Pastor as CEO?

I’m allergic to the idea of the pastor as a CEO, and so it was with interest that I read a post by Mike on the Ra’ah blog defending the idea. (Especially since Mike has had a big influence on my life and is a friend of mine.) Andrew Hamilton had a very strong reaction.

I commented on the post that we have to ask what sort of church would need to think about having a CEO. If you have a church which resembles the NT churches, then you won’t need a CEO. Instead, you would see the church as a gathering of believers who come together to decide things. (This is explored in John Yoder’s chapers on ‘Binding and loosing’ and the ‘Rule of Paul’ in Body Politics; see my simplification on this site.)

In trying to think why those from an emerging church background find the pastor as CEO repugnant, I think it’s because the CEO is a model borrowed from the corporate business world, and we would regard the corporate business world with deep suspicion.

Indeed, for many of us, the corporate business world is a source of evil in this world. It’s corporations which put shareholder returns ahead of everything else. It’s corporations who see huge profits as a good thing.

And it’s CEOs with those evilly inflated pay packets.

Bring that stuff into the church, and you’re bringing a very polluted model.

I find it worrying that large church culture seems to accept quite uncritically business models on the grounds that they ‘work’. One of the key points at which Scripture needs to have authority for us is in our ecclesiology. The church has gone and got it’s ecclesiology from the business world instead, and it’s wrong.

That all said, I think Mike’s point in his post was more nuanced, about the role of a CEO being to implement the church board’s vision.
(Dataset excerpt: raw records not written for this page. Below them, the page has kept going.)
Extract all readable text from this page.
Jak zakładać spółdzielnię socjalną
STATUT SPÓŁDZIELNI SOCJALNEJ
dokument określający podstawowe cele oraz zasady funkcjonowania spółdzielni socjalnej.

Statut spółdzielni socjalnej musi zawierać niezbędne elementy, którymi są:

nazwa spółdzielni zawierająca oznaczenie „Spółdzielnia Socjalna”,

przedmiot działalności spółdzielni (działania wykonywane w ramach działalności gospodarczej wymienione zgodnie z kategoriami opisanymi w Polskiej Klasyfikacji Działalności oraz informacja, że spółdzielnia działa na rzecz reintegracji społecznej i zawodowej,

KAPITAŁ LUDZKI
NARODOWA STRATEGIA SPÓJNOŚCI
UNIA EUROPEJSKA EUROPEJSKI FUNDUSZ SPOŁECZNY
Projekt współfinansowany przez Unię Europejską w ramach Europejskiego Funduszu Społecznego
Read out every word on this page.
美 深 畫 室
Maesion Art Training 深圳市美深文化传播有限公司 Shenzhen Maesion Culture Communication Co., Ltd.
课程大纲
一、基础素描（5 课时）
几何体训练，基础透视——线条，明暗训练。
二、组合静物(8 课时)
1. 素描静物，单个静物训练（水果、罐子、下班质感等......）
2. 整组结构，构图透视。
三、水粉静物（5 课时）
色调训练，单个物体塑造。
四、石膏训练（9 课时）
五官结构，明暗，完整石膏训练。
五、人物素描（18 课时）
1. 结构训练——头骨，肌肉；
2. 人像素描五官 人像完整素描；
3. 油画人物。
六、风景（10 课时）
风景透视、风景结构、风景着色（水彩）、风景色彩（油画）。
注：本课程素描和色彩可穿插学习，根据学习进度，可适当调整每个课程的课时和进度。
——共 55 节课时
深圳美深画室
From that perspective, I can see what he’s saying. He also sees the CEO model as coming from the non-profit sector, as a model of service. And he later says he doesn’t think we should necessarily use the term.
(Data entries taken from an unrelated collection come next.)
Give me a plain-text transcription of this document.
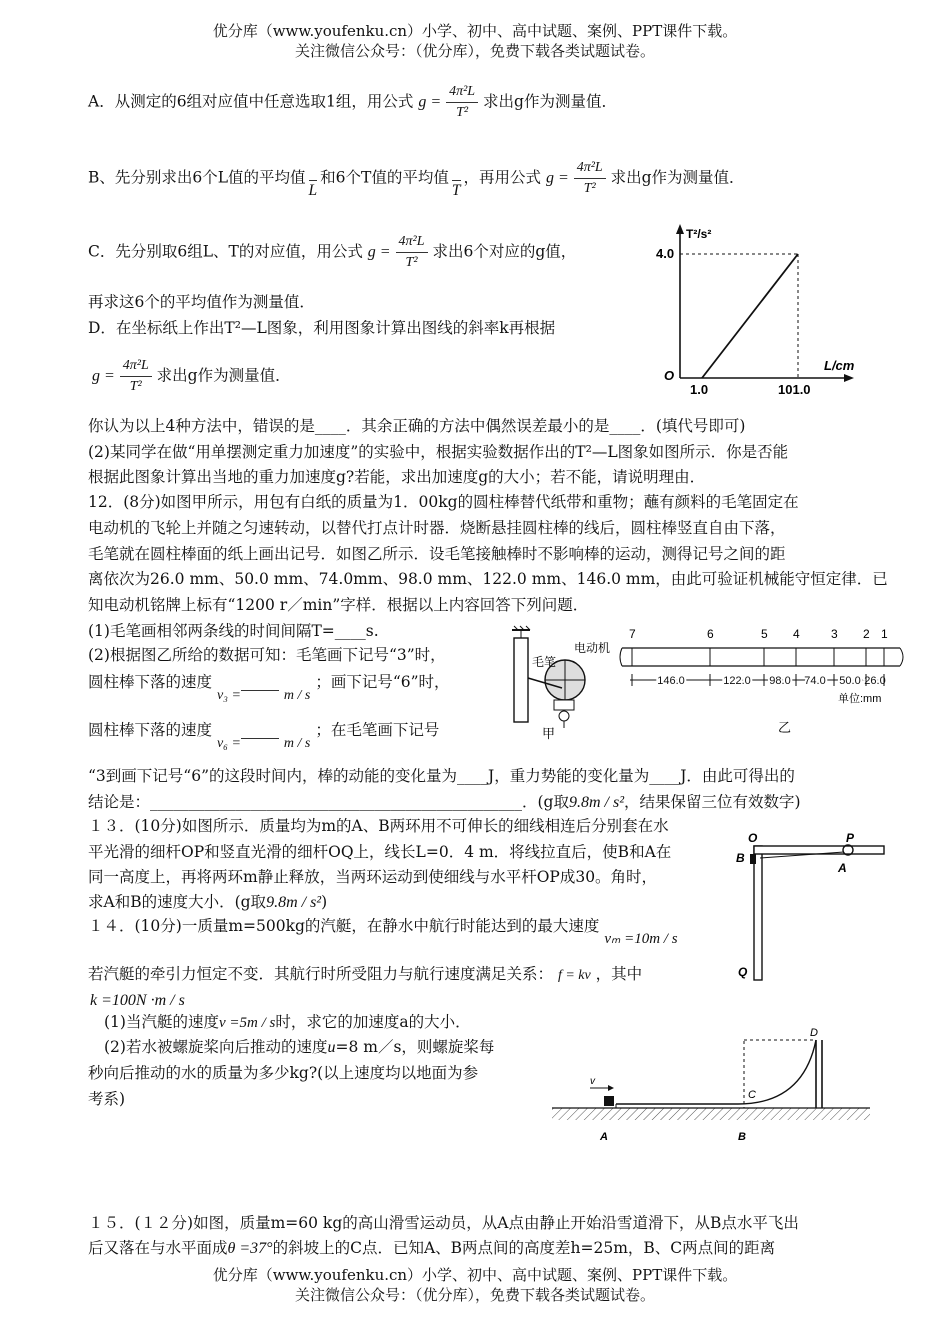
优分库（www.youfenku.cn）小学、初中、高中试题、案例、PPT课件下载。
关注微信公众号：（优分库），免费下载各类试题试卷。
A．从测定的6组对应值中任意选取1组，用公式 $g = \frac{\text{4π²L}}{\text{T²}}$ 求出g作为测量值．
B、先分别求出6个L值的平均值L和6个T值的平均值T，再用公式 $g = \frac{\text{4π²L}}{\text{T²}}$ 求出g作为测量值．
C．先分别取6组L、T的对应值，用公式 $g = \frac{\text{4π²L}}{\text{T²}}$ 求出6个对应的g值，
再求这6个的平均值作为测量值．
D．在坐标纸上作出T²—L图象，利用图象计算出图线的斜率k再根据
$g = \frac{\text{4π²L}}{\text{T²}}$ 求出g作为测量值．
T²/s²
L/cm
O
4.0
1.0	101.0
你认为以上4种方法中，错误的是____．其余正确的方法中偶然误差最小的是____．(填代号即可)
(2)某同学在做“用单摆测定重力加速度”的实验中，根据实验数据作出的T²—L图象如图所示．你是否能
根据此图象计算出当地的重力加速度g?若能，求出加速度g的大小；若不能，请说明理由．
12．(8分)如图甲所示，用包有白纸的质量为1．00kg的圆柱棒替代纸带和重物；蘸有颜料的毛笔固定在
电动机的飞轮上并随之匀速转动，以替代打点计时器．烧断悬挂圆柱棒的线后，圆柱棒竖直自由下落，
毛笔就在圆柱棒面的纸上画出记号．如图乙所示．设毛笔接触棒时不影响棒的运动，测得记号之间的距
离依次为26.0 mm、50.0 mm、74.0mm、98.0 mm、122.0 mm、146.0 mm，由此可验证机械能守恒定律．已
知电动机铭牌上标有“1200 r／min”字样．根据以上内容回答下列问题．
(1)毛笔画相邻两条线的时间间隔T=____s.
(2)根据图乙所给的数据可知：毛笔画下记号“3”时，
圆柱棒下落的速度 v₃ =	m / s ；画下记号“6”时，
圆柱棒下落的速度 v₆ =	m / s ；在毛笔画下记号
毛笔
电动机
甲
7	6	5 4	3 2 1
146.0	122.0 98.0 74.0 50.0 26.0
单位:mm
乙
“3到画下记号“6”的这段时间内，棒的动能的变化量为____J，重力势能的变化量为____J．由此可得出的
结论是：________________________________________________．(g取9.8m / s²，结果保留三位有效数字)
１３．(10分)如图所示．质量均为m的A、B两环用不可伸长的细线相连后分别套在水
平光滑的细杆OP和竖直光滑的细杆OQ上，线长L=0．4 m．将线拉直后，使B和A在
同一高度上，再将两环m静止释放，当两环运动到使细线与水平杆OP成30。角时，
求A和B的速度大小．(g取9.8m / s²)
O	P
B
A
Q
１４．(10分)一质量m=500kg的汽艇，在静水中航行时能达到的最大速度 vₘ =10m / s
若汽艇的牵引力恒定不变．其航行时所受阻力与航行速度满足关系： f = kv ，其中
k =100N ·m / s
(1)当汽艇的速度v =5m / s时，求它的加速度a的大小．
(2)若水被螺旋桨向后推动的速度u=8 m／s，则螺旋桨每
秒向后推动的水的质量为多少kg?(以上速度均以地面为参
考系)
v
A	B
C
D
１５．(１２分)如图，质量m=60 kg的高山滑雪运动员，从A点由静止开始沿雪道滑下，从B点水平飞出
后又落在与水平面成θ =37°的斜坡上的C点．已知A、B两点间的高度差h=25m，B、C两点间的距离
优分库（www.youfenku.cn）小学、初中、高中试题、案例、PPT课件下载。
关注微信公众号：（优分库），免费下载各类试题试卷。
3 thoughts on “Pastor as CEO?

  1. Hi Nathan – was nice to meet up with your folks over the weekend 🙂

    I realise Mike’s post was intended to be more nuanced than I allowed for, but I also tend to see the CEO analogy as so unhelpful that I wanted to make some thoughts very strongly.

    I appreciate the intent in Mike’s thoughts, but while we continue to use CEO as a valid term I think we will always struggle with the caricatures living up to themselves.

    Incidentally the person I met with was Stu W

  2. CEO’s are very important for the economy. If we didn’t have people at the top of the employment chain who were incredibly overpaid, underworked and have all the power, then no one would work really hard at their lowly paid jobs in order to get a promotion to hopefully be at the top of the heap.

    Surely the same is true for churches? Surely no one would do any voluntary work or or Xn work if it wasn’t going to result in the power to be in charge at the end?


    Seriously though, I agree I don’t think it’s a helpful image as there is too much un helpful in the image as a while even if there is some good ideas.

  3. Thanks guys. I didn’t attract much debate, did I? Just three of us who basically think the same!

    Chris, I think it’s a big topic the role of Christian service and volunteers in a corporate church world. Or at least they should acknowledge they’re jeopardising that. Or exploiting them.